BOLOGNA – TORINO 1-2: tanta la tensione sul campo tra Bologna e Torino. I granata a fine gara riescono a strappare il risultato grazie alle prodezze di D’Ambrosio e Cerci. I granata vanno in vantaggio dopo appena 2 minuti con D’Ambrosio. Al Toro viene anche annullato un gol per posizione di fuorigioco. In quel momento verso la mezz’ora di gioco, arriva il pareggio del Bologna con Natali che la insacca su respinta poco precisa di Padelli. Pareggio che è solo momentaneo. Infatti durante il recupero del primo tempo l’arbitro proclama un calcio di rigore a favore dei granata che Cerci con maestria infila in rete.

CATANIA – PARMA 0-0: il Catania conquista il suo primo punto dopo quattro partite. Su un campo quasi impraticabile dopo l’alluvione che ha colpito la provincia catanese, i rossazzurri e il Parma si accontentano dello zero a zero. Catania sicuramente più propositivo rispetto agli ospiti ma che manca del guizzo che lo aveva caratterizzato nella passata stagione. Ancora deludenti le due compagini ma che almeno portano a casa un punto.

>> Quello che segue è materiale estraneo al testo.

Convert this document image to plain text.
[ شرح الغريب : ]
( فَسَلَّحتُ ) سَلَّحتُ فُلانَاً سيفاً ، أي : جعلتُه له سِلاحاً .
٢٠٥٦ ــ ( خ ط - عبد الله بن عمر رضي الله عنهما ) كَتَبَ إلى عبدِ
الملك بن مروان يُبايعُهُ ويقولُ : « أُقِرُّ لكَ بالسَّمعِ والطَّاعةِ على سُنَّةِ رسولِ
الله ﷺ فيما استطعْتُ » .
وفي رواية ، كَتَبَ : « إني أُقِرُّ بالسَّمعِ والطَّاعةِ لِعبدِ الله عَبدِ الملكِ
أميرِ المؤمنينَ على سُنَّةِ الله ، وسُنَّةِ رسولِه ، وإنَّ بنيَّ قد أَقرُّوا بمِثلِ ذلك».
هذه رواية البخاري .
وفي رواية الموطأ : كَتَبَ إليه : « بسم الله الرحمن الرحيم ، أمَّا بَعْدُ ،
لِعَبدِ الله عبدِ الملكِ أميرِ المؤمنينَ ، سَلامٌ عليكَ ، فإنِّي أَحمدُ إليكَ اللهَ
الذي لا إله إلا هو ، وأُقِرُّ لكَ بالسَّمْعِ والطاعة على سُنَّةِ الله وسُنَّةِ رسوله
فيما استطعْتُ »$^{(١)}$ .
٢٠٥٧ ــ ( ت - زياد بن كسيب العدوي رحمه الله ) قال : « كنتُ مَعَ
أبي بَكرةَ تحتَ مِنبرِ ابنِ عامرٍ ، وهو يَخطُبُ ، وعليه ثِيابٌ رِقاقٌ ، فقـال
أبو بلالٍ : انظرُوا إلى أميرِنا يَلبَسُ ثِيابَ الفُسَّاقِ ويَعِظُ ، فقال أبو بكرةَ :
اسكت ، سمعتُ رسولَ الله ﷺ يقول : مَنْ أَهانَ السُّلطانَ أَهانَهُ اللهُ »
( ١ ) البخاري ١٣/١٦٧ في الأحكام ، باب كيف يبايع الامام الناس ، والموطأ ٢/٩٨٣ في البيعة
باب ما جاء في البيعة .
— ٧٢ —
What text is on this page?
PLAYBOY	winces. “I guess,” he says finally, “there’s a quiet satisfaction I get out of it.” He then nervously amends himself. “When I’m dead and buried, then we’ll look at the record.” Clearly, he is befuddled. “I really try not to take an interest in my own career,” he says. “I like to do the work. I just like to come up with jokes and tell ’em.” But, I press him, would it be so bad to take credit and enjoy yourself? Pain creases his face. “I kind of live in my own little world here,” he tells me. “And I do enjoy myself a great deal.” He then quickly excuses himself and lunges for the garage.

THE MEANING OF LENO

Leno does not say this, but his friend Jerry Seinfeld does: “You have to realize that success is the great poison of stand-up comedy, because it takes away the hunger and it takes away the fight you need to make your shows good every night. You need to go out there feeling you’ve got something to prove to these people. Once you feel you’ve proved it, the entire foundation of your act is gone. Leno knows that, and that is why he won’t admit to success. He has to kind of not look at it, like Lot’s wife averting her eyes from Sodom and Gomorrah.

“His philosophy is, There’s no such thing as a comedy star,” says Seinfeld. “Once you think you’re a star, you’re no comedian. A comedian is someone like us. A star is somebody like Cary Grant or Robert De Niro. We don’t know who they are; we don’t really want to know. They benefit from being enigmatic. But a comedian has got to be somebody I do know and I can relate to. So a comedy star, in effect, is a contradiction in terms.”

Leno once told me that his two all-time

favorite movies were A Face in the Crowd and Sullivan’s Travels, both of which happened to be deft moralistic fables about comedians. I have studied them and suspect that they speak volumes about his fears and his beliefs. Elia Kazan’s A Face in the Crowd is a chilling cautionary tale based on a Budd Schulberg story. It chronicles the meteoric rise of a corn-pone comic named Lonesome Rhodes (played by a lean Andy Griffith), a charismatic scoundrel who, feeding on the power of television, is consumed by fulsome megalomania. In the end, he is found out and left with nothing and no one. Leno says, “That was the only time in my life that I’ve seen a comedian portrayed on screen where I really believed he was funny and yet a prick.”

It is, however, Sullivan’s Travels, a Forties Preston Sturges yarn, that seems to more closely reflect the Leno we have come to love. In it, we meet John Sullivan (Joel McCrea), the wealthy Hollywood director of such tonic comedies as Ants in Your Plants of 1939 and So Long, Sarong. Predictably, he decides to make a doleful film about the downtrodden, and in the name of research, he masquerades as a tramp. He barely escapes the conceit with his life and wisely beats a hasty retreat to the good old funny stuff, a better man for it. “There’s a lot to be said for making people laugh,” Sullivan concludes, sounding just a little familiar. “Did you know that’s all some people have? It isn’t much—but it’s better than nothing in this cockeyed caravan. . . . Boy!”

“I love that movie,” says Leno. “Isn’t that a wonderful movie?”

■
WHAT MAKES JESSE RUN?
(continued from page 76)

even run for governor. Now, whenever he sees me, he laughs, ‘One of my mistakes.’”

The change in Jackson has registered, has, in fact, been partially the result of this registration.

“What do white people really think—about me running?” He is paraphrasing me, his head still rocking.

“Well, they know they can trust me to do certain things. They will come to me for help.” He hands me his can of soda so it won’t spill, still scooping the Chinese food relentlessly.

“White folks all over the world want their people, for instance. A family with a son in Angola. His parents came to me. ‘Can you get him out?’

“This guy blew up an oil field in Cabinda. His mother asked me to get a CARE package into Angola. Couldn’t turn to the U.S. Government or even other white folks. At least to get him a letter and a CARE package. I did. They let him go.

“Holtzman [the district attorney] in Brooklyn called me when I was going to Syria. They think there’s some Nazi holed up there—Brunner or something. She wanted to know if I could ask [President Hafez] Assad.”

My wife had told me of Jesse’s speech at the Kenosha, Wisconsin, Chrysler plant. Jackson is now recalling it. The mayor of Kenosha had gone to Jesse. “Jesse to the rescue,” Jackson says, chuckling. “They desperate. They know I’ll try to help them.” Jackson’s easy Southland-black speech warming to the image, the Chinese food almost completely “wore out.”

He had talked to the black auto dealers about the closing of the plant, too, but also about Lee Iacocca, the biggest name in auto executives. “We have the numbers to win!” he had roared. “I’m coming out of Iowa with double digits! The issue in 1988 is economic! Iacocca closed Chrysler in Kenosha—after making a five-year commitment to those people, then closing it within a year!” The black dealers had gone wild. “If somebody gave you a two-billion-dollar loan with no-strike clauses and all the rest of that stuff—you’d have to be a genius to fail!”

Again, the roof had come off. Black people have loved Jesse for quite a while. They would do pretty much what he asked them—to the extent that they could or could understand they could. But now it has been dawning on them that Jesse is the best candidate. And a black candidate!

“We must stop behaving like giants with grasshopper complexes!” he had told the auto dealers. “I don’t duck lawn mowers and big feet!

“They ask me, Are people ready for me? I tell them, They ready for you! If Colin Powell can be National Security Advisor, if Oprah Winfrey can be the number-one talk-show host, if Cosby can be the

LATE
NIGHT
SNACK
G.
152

JUVENTUS – HELLAS VERONA 2-1: non senza sofferenze arriva questa vittoria per la Juventus. L’Hellas Verona è stato capace di dar filo da torcere alla Vecchia Signora. I gialloblu, infatti, passano in vantaggio per primi con Cacciatore che sugli sviluppi di un calcio d’angolo mette a segno la prima rete. A risolvere per i bianconeri ci pensa prima Carlitos Tevez che con il destro fredda Rafael e poi è il momento di Llorente che nel recupero su assit di Isla la insacca di testa. Nonostante la partita poteva essere chiusa già nel primo tempo l’Hellas Verona ha continuato sul pressing mettendo paura ai bianconeri che solo al fischio del portiere possono ritenersi salvi.

ROMA – LAZIO 2-0: la Roma torna a vincere il derby. Dopo due anni e mezzo all’asciutto arriva il riscatto per la compagine giallorossa. Gli artefici della vittoria sono stati Balzaretti e Ljajic. La Lazio ha tenuto bene testa per almeno i primi 45 minuti di gara salvo poi crollare alla rete del numero 42. Gol che arriva al 63’ su assist di Totti e il difensore la mette dentro con un sinistro al volo. La Roma riesce a chiudere la gara solo nei minuti di recupero stavolta su rigore trasformato da Ljajic. E la Roma così ne vince 4 su 4 portandosi in testa alla classifica.

MILAN – NAPOLI 1-2: non sembra riuscire a decollare il campionato del Milan che soccombe contro il Napoli di Benitez. Per gli azzurri sono 4 vittorie in altrettante partite che la portano a essere capolista insieme alla Roma. Dopo appena 6 minuti il Napoli riesce a mettere a segno la prima rete: su punizione di Callejon, Albiol la serve di testa al compagno Britos che la insacca sempre di testa. Il Milan ha qualche azione soprattutto dopo il primo gol con Balotelli che su punizione manca di poco lo specchio della porta. Il raddoppio per gli ospiti arriva nel secondo tempo con un tiro da fuori area di Higuain che Abbiati non trattiene. Provvidenziale ad un quarto d’ora dalla fine l’intervento del portiere azzurro Reina che interrompe un bello scambio tra Balotelli e Matri. Il gol tanto cercato del Milan arriva al 91' quando ormai è troppo tardi. La firma è quella di SuperMario che con un destro a giro dal limite dell'area la insacca.